Y es este refuerzo del sabor, estos nuevos matices organolépticos, lo que ha propiciado que aquella técnica, que en su origen únicamente buscaba alargar la vida útil del alimento, sea hoy la seña de identidad de un producto sumamente apreciado en nuestra cocina. Al mismo tiempo, facilita la inclusión del pescado en la dieta de personas que no lo consumen de forma habitual, con los beneficios nutricionales y de salud que esto conlleva.

La presencia de nitritos

En los lineales de los supermercados e hipermercados, mayoritariamente hay salazón de color rojo. Esa coloración se obtiene añadiendo nitritos en el proceso de fabricación. La adición de estos ingredientes es una práctica que no está permitida por la legislación. Además, tampoco se puede detectar en el etiquetado, ya que no se indica para no evidenciar la existencia de este fraude alimentario.

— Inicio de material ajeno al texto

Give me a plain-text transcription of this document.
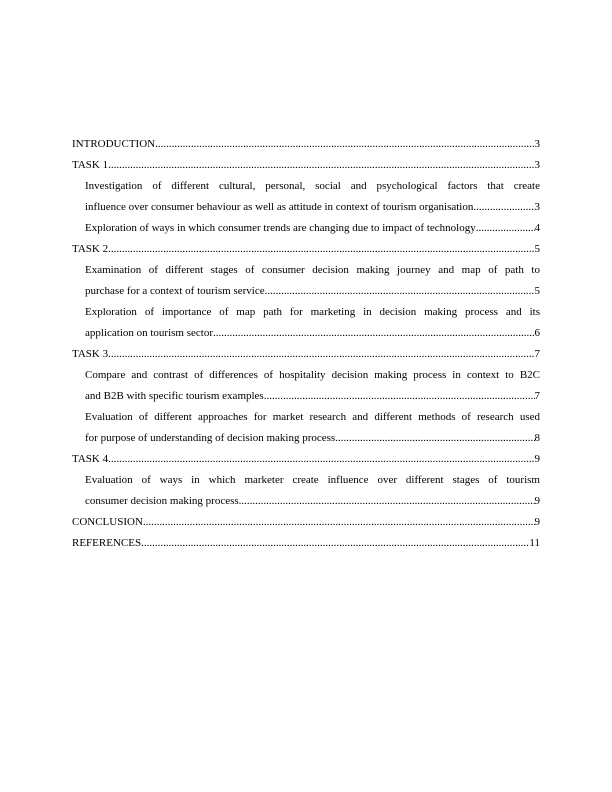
INTRODUCTION .....	3
TASK 1 .....	3
Investigation of different cultural, personal, social and psychological factors that create
influence over consumer behaviour as well as attitude in context of tourism organisation .....	3
Exploration of ways in which consumer trends are changing due to impact of technology .....	4
TASK 2 .....	5
Examination of different stages of consumer decision making journey and map of path to
purchase for a context of tourism service .....	5
Exploration of importance of map path for marketing in decision making process and its
application on tourism sector .....	6
TASK 3 .....	7
Compare and contrast of differences of hospitality decision making process in context to B2C
and B2B with specific tourism examples .....	7
Evaluation of different approaches for market research and different methods of research used
for purpose of understanding of decision making process .....	8
TASK 4 .....	9
Evaluation of ways in which marketer create influence over different stages of tourism
consumer decision making process .....	9
CONCLUSION .....	9
REFERENCES .....	11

Pero ¿qué son los nitritos y por qué se utilizan? Se trata de unos compuestos que se emplean como aditivos alimentarios y que, por tanto, están regulados por el reglamento 1333/2008. Este reglamento establece que su empleo está permitido en la elaboración de productos cárnicos (aunque dentro de unos contenidos máximos admisibles, ya que pueden formar nitrosaminas, compuestos potencialmente cancerígenos si la ingesta es en grandes dosis). La justificación que se da para su uso es que garantiza la higiene y previene el desarrollo de Clostridium botulinum, un patógeno que puede causar la enfermedad del botulismo. Pero la realidad es que la adición de nitritos a los productos cárnicos les otorga una tonalidad roja más atractiva para los consumidores.

Bonito en salazón con color rojo, un fraude alimentario.
Bonito en salazón con color rojo, un fraude alimentario.

En el caso del pescado, la legislación no contempla el empleo de nitritos, por lo tanto, no se pueden utilizar. Pero también en este sector hay empresas que quieren aprovecharse de la coloración que da el uso de nitritos para lograr que sus salazones no sean amarronados —su tonalidad natural— sino de un color rojo intenso. Así, están comercializando mojama de atún y bonito seco-salado con estos aditivos no autorizados y, por supuesto, no declarados en la etiqueta.

En este sentido, es importante que el consumidor conozca la diferencia y entienda que el color rojo no es sinónimo de calidad. Si nos encontramos con un salazón de color llamativamente rojo, que además no sufre pérdida de tonalidad a lo largo del tiempo, podemos sospechar de la adición de nitritos. Porque en los salazones, a diferencia de lo que sucede con el atún fresco, la calidad no tiene una tonalidad roja sino marrón.